Steenberg: There are certain things you need in today’s world, as Steve certainly has explained, which are higher sets of hurdles than you’ve had in the past because of the world that we’re in today—which is why I think it’s harder to start a firm today than it ever has been. Fundraising, part of it; regulation being part of it; limited partners pruning portfolios and cutting down in the number of general partners that they have. So I think a first-time fund in today’s world is harder today. The bifurcation of the general partner group, relative to fundraising, which we’ve talked about. I think first-time funds are harder today to raise than ever before.
Having said that, three guys with an assistant—if they have the right strategy and they’re in the right niche—just because it’s four people, we’re not saying no.
Wachter: I think there’s a question of definition of what’s a private equity firm. Three guys with access to a family office is a private equity firm; they just don’t have a pool of committed capital with discretion on it. But there’s a lot of new sources of capital moving into private equity that are not in the fund structure anymore, whether it’s the sovereigns or family offices getting more and more active on their own, to the point where they are very hungry, active co-investors with their GPs, but they’re also looking to build their own teams to make primary decisions to build portfolios of private companies.
Millner: There was a compression.

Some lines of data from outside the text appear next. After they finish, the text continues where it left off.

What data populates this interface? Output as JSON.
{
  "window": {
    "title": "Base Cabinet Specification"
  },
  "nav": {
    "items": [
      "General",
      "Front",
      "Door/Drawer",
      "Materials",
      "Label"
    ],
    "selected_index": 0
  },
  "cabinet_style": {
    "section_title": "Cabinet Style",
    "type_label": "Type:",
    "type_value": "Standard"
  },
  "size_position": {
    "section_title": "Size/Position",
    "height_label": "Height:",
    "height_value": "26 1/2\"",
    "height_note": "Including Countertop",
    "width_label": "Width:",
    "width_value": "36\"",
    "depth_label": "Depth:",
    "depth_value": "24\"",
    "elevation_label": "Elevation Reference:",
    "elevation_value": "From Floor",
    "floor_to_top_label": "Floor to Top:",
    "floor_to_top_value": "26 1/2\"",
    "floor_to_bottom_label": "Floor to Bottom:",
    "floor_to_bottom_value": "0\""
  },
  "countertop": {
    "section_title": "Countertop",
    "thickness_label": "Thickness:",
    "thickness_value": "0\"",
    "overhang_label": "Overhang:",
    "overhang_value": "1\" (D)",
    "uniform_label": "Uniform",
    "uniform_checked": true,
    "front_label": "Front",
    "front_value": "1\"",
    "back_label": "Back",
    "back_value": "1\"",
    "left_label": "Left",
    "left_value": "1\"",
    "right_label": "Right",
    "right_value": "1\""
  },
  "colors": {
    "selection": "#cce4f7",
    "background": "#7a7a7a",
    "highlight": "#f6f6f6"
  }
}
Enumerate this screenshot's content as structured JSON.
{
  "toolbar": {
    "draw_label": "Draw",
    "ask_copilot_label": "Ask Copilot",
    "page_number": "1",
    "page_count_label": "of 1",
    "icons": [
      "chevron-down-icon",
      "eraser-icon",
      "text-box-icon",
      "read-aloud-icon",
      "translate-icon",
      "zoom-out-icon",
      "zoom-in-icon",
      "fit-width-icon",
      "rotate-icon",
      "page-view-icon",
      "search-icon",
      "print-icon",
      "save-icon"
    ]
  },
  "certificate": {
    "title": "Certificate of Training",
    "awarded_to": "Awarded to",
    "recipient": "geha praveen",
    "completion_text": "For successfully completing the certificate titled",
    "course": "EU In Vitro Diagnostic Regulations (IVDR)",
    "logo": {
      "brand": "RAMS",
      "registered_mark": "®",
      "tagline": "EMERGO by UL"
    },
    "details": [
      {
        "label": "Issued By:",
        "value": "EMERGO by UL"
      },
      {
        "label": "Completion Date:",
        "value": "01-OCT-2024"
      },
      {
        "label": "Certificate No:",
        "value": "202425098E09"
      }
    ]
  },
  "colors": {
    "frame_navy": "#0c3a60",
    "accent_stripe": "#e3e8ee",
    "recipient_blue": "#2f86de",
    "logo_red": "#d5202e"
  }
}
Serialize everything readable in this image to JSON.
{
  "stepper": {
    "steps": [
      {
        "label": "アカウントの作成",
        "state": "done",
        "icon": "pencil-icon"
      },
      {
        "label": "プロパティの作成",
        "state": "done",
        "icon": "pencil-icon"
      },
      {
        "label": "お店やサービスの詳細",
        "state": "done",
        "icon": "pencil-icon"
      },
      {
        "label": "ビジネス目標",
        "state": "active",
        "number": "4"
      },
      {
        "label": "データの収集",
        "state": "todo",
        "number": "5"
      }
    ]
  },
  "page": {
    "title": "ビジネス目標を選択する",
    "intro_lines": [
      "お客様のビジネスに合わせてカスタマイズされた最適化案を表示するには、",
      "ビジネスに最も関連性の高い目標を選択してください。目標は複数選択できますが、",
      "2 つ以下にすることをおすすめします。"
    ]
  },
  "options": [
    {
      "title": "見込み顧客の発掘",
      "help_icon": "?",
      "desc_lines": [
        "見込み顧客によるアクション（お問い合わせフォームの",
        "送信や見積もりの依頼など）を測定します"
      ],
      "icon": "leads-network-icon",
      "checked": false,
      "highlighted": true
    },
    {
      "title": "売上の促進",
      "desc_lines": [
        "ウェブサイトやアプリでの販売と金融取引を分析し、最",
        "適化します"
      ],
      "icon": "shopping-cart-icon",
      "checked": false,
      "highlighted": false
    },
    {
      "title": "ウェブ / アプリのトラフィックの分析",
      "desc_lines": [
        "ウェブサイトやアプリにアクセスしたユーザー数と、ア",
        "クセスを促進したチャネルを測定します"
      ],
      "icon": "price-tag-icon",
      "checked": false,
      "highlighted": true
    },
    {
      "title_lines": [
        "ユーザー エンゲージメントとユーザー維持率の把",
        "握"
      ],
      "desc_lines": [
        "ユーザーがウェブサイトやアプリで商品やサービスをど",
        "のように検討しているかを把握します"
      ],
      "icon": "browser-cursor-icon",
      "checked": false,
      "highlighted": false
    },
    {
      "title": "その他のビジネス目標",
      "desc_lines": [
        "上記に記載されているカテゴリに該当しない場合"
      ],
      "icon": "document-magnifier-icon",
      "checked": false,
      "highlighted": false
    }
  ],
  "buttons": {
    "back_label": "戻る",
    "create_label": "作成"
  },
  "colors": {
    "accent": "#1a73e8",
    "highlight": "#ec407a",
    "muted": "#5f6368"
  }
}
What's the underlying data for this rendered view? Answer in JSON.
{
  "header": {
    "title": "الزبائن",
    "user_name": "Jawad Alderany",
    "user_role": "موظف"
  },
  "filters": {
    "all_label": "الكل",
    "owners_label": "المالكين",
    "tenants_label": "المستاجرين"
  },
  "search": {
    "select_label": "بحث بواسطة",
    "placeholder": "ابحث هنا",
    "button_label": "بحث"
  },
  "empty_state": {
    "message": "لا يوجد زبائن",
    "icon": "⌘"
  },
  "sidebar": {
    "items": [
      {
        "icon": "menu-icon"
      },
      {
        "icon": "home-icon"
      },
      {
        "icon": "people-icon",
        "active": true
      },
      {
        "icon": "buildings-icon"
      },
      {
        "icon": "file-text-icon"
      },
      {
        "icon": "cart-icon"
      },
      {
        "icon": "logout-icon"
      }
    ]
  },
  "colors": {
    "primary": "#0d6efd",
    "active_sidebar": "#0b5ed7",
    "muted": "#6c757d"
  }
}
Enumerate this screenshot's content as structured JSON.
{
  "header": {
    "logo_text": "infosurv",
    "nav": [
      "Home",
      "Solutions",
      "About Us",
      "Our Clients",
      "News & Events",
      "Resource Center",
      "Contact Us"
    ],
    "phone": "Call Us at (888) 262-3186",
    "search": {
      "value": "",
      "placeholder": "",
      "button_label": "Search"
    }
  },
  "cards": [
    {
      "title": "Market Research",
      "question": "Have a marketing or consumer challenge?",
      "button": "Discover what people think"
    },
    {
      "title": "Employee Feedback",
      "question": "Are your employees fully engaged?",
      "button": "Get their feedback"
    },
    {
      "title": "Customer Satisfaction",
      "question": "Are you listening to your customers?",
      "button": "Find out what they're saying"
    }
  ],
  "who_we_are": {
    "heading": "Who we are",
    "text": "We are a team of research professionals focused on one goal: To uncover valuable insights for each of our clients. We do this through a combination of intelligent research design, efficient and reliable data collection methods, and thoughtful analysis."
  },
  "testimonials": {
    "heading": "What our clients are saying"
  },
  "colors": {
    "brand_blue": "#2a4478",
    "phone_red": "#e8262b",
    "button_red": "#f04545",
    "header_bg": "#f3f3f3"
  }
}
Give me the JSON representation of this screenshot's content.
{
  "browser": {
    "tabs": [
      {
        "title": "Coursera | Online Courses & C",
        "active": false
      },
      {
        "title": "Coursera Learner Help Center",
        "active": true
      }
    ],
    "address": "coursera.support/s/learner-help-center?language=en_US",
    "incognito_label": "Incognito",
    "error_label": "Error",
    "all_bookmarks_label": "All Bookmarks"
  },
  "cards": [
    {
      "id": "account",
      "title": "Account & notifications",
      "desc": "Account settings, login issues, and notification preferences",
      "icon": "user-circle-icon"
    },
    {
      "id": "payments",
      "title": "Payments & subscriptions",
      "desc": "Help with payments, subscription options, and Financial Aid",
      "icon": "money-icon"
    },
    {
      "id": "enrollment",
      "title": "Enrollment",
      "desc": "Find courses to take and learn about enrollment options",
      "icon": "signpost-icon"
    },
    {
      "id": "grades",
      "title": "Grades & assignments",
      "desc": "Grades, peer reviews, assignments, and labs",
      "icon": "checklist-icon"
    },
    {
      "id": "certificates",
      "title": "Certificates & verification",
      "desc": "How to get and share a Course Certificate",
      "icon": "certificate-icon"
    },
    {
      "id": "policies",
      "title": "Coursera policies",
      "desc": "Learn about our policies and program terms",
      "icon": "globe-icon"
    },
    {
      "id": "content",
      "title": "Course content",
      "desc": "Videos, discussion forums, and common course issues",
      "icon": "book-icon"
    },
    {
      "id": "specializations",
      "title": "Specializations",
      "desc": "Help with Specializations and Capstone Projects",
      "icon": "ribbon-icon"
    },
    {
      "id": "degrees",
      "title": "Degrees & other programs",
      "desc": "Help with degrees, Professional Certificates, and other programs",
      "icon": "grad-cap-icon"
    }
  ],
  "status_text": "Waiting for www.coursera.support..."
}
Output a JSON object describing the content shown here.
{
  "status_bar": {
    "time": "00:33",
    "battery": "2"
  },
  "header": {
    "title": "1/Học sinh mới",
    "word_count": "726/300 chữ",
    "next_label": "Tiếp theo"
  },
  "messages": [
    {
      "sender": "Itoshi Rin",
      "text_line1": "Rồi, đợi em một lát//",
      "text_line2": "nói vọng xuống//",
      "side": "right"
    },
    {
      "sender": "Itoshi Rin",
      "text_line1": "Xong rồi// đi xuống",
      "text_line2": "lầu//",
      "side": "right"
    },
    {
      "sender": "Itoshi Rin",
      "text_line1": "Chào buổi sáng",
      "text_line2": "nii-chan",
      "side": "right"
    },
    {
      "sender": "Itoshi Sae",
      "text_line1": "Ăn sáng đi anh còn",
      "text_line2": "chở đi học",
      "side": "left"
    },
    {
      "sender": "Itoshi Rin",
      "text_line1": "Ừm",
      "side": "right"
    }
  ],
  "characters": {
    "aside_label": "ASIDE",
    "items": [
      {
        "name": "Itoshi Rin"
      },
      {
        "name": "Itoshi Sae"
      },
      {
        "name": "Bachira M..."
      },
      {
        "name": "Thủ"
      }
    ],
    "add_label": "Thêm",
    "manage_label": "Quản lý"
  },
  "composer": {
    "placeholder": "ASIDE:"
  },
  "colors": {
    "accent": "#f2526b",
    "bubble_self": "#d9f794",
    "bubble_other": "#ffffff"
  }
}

There was a dearth of emerging managers for a number of years. And LPs were consolidating their managers. I’m telling you, when we look at what our pipeline looks like, it’s never been more fulsome with emerging managers—i.e., first-time funds—than it is right now.
So there’s something going on. There’s a change of the landscape. Folks going out and wanting to become entrepreneurs. Maybe people leaving the bigger firms and wanting to put their shingle up.
Snow: Do you sense that, Russ?
Steenberg: Yeah, one of the things that we are seeing—and as a result, we do, and have done, a lot of first-time funds, historically—is it’s not in the venture world: a dentist who decides to be a venture capitalist, or three investment bankers, and decide our business is real easy, so that they’re going to go out and raise a fund. You know, those days are long gone. These are accomplished people that have usually been in other places that usually have long track records, which you can calibrate so that you can make a judgment on them as to whether or not they can create value with their particular strategy.